Jacques Loeuille
Roadside attractions - Installation - 2010
presented as part of the exhibition Panorama 12
Installation
On the surface of a slightly sloping Plexiglas platform is a projection of still images; the action in the film is suspended until the spectator liberates it. When the image is touched, the film starts… The installation is based on a touch sensitive projection. Roadside Attractions is an interactive documentary presented in the form of a road-movie-juke-box. The touch sensitive aspect of the installation permits a non-linear navigation of the interstate-25, an American motorway which runs along the Continental Divide over 1 500 kilometres, from the Canadian border to the Mexican frontier. This motorway, renamed the "atomic path" serves what is left of the military infrastructure linked to nuclear armament, from the fabrication of bombs to the missile stores and the testing zones. The disarmament has consequently emptied these garrison towns of a part of their population.

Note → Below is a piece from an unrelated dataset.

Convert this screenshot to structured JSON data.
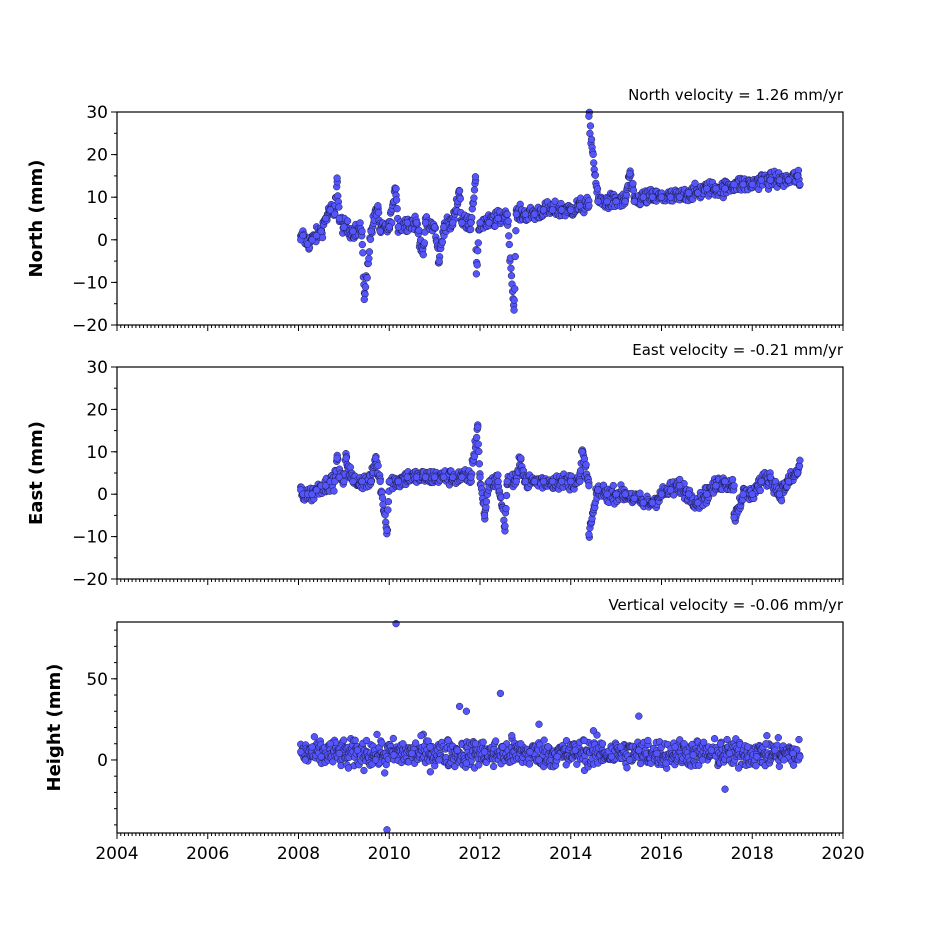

In order to remain dynamic, some of these towns are trying to develop tourism based on the local heritage: nuclear energy. Museums, vineyards, restaurants and associations are appearing, all decorated with the adjective ATOMIC. These towns found all along the interstate-25 are in the process of being reconverted and looking for their identity. I would like to film these vestiges and in particular look at the way in which this activity has been assimilated by popular culture, how this episode of History has given way to Mythology.